The rise in Kongsberg’s shares is nearly double the growth of the main index at the Oslo Stock Exchange. It’s up 11.6 percent since November, even more than the New York Stock Exchange, which is up 10 percent.
“We’ve had strong growth in our market,” Frank Stølan, who leads Kongsberg’s communications systems division, told DN. Last week the company won a contract worth NOK 52 million for its antenne and radio systems from Comrod, another Norwegian company doing business with the military. The Rogaland-based firm thinks volume will increase.
“The signals are there,” Comrod chief Ole Gunnar Fjelde told DN. “There’s little indication, at any rate, that there will be any reduction.”
‘Generally positive effect’
Trump promised to boost defense spending during his presidential campaign and made it clear he expects US allies in NATO to do the same. “Many countries see that they need to boost the defense budgets they have,” Stølan told DN. “I don’t think they’re going to go down in either America or Europe.”
Anne Gjøen, chief analyst at Handelsbanken, calls it the “Trump effect.” She said Trump “has had a generally positive effect on the stock market, but an extra good effect on the defense industry.” Elisabeth Holvik of Sparebank1-gruppen agrees. Defense is one of several Norwegian industries that can make money on the new US president, she said. Technology firms and shipyards are others.

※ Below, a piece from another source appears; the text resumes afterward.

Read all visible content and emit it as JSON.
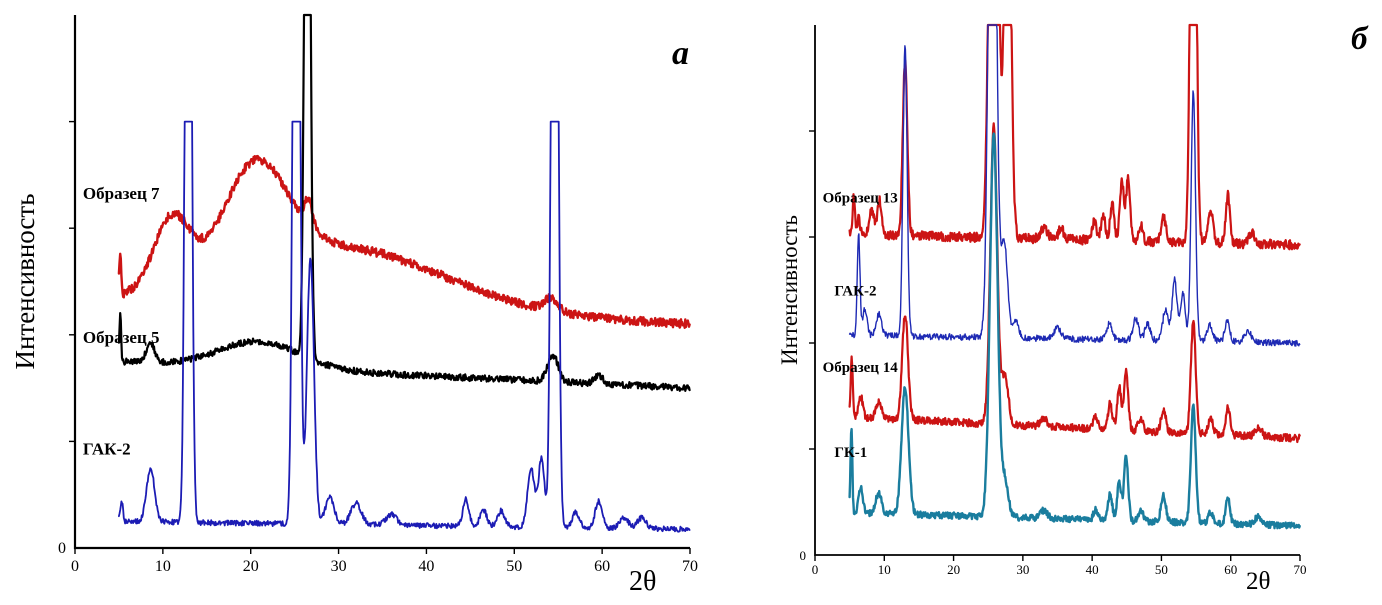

While Trump has confounded and angered world leaders over his rash of executive orders that included a ban on entry to the US for refugees and citizens of seven mostly Muslim countries, his promises on tax reform, investment in infrastructure and deregulation can all spur growth in the minds of investors. Others think Trump may get undue credit for it, though, since several leading economic indicators were rising long before the election was held. Norway’s economy, battered by the dive in oil prices, was believed to have bottomed out last fall and be back on the rise.
That’s clear in the still-booming real estate market and especially in the strong sales of holiday homes that can cost millions of kroner. Even in hard-hit Rogaland, the traditional heart of Norway’s oil industy, demand for luxurious cabins in the mountains of Sirdal is high. “There’s still a lot of money in the district,” Njål Østerhus, who talks about a “bonanza” in holiday home sales, told DN. “Not everyone was working in the oil business. There are many companies that are doing well and many people who are inheriting large sums of of money.” They’re not hesitating to spend anywhere from NOK 7 million to more than NOK 12 million on a vacation home.
Norsk Industri, however, the national trade association for industrial employers, was ringing some warning bells this week when it issued a report showing that uncertainty among Norwegian export firms was higher than it had been in many years. Trump has jeopardized the future of many multilateral trade deals that lots of countries have spent lots of time negotiating, and his “America First” slogan raises fears of protectionism that will make it much more difficult to do business in the US.
“For a country like Norway that bases itself on so much export, we don’t like protectionism,” Knut Sunde, a director of Norsk Industri, told Norwegian Broadcasting (NRK) on Tuesday. Norwegian farmers are famously protectionistic and fear competition from abroad, but not most of the rest of the country’s business and industrial base.
“International agreements form the foundation for export industry, and when they’re thrown out and we don’t know what the outcome will be, it generates a lot of uncertainty,” Sunde said. “The problem now is both Brexit (which will require a new trade deal Britain) and that Trump is coming with completely new attitudes that are tearing up agreements and creating great uncertainty for the international economy and export opportunities.”
He calls that “bad news for a small, open economy like Norway’s.” Restored diplomatic and trade relations with China will help, however, with seafood sales alone expected to boom.